In a clinical study of tumor tissue taken from 605 prostate cancer patients, those who had a positive PITX2 methylation test were three times more likely to experience cancer recurrence than those who tested negative, according to the study's lead author, Susan Cottrell, Ph.D., senior scientist at Epigenomics, Inc., in Seattle. Furthermore, the test predicted recurrence in all patient subgroups, including patients with organ-confined and non-organ-confined disease.
Cancer recurrence was defined in this study as a rise in prostate specific antigen (PSA) levels after surgery, she said. Rising PSA after removal of the prostate indicates that the cancer is in the process of recurring.
"A methylation test like this could potentially help doctors decide which patients need additional treatment after surgery, and which probably don't," said Cottrell. "The test is based on underlying molecular changes involved in cancer development, and this molecular information is complementary to the clinical and anatomical information currently used to predict recurrence, such as tumor stage and Gleason score."

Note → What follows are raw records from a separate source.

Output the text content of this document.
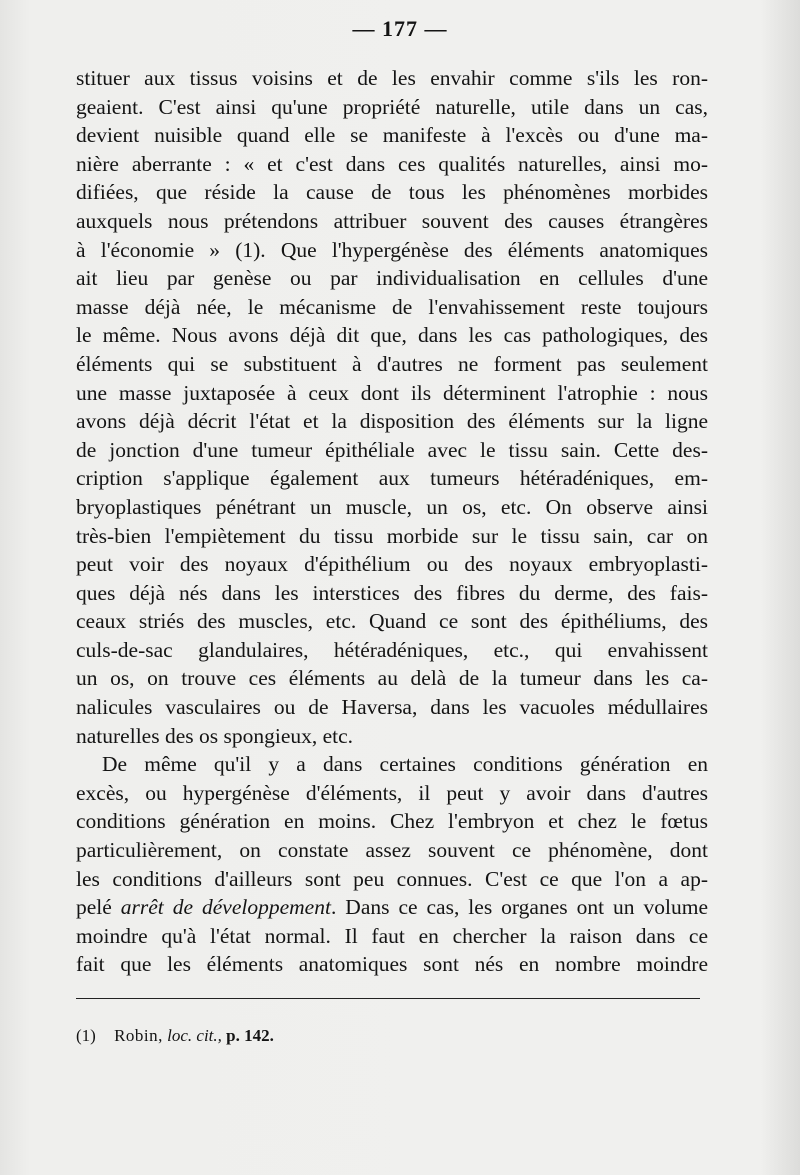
— 177 —
stituer aux tissus voisins et de les envahir comme s'ils les ron-
geaient. C'est ainsi qu'une propriété naturelle, utile dans un cas,
devient nuisible quand elle se manifeste à l'excès ou d'une ma-
nière aberrante : « et c'est dans ces qualités naturelles, ainsi mo-
difiées, que réside la cause de tous les phénomènes morbides
auxquels nous prétendons attribuer souvent des causes étrangères
à l'économie » (1). Que l'hypergénèse des éléments anatomiques
ait lieu par genèse ou par individualisation en cellules d'une
masse déjà née, le mécanisme de l'envahissement reste toujours
le même. Nous avons déjà dit que, dans les cas pathologiques, des
éléments qui se substituent à d'autres ne forment pas seulement
une masse juxtaposée à ceux dont ils déterminent l'atrophie : nous
avons déjà décrit l'état et la disposition des éléments sur la ligne
de jonction d'une tumeur épithéliale avec le tissu sain. Cette des-
cription s'applique également aux tumeurs hétéradéniques, em-
bryoplastiques pénétrant un muscle, un os, etc. On observe ainsi
très-bien l'empiètement du tissu morbide sur le tissu sain, car on
peut voir des noyaux d'épithélium ou des noyaux embryoplasti-
ques déjà nés dans les interstices des fibres du derme, des fais-
ceaux striés des muscles, etc. Quand ce sont des épithéliums, des
culs-de-sac glandulaires, hétéradéniques, etc., qui envahissent
un os, on trouve ces éléments au delà de la tumeur dans les ca-
nalicules vasculaires ou de Haversa, dans les vacuoles médullaires
naturelles des os spongieux, etc.
De même qu'il y a dans certaines conditions génération en
excès, ou hypergénèse d'éléments, il peut y avoir dans d'autres
conditions génération en moins. Chez l'embryon et chez le fœtus
particulièrement, on constate assez souvent ce phénomène, dont
les conditions d'ailleurs sont peu connues. C'est ce que l'on a ap-
pelé arrêt de développement. Dans ce cas, les organes ont un volume
moindre qu'à l'état normal. Il faut en chercher la raison dans ce
fait que les éléments anatomiques sont nés en nombre moindre
(1) Robin, loc. cit., p. 142.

According to Cottrell, the test will soon be validated in a multi-center trial for submission to the FDA. She also added that while this study analyzed prostatectomy samples, Epigenomics is expanding its research to see if the same results can be obtained from prostate biopsies. "If the test is a strong enough predictor of a good prognosis at the stage of biopsy, men with indolent cancer may not need surgery or radiation at all," she said.
"We know many men have a non-aggressive form of prostate cancer, but because we currently have no way to those patients, only very few are treated with a 'watchful waiting' approach instead of surgery or radiation," she said.
The PITX2 gene is believed to play a role in regulation of hormones, and Epigenomics earlier found that it could also help predict recurrence in breast cancer patients.
In this study, the researchers tested a total of six genetic markers - PITX2 plus five other methylated genes that were identified in tumor tissue taken from patients who recurred shortly after surgery. Hypermethylation of all six markers correlated with poor survival, but using PITX2 alone, the researchers found they could develop a methylation score that defined a good prognosis (with 94 percent PSA -free survival 10 years after surgery) and a poor prognosis group (with 70 percent survival).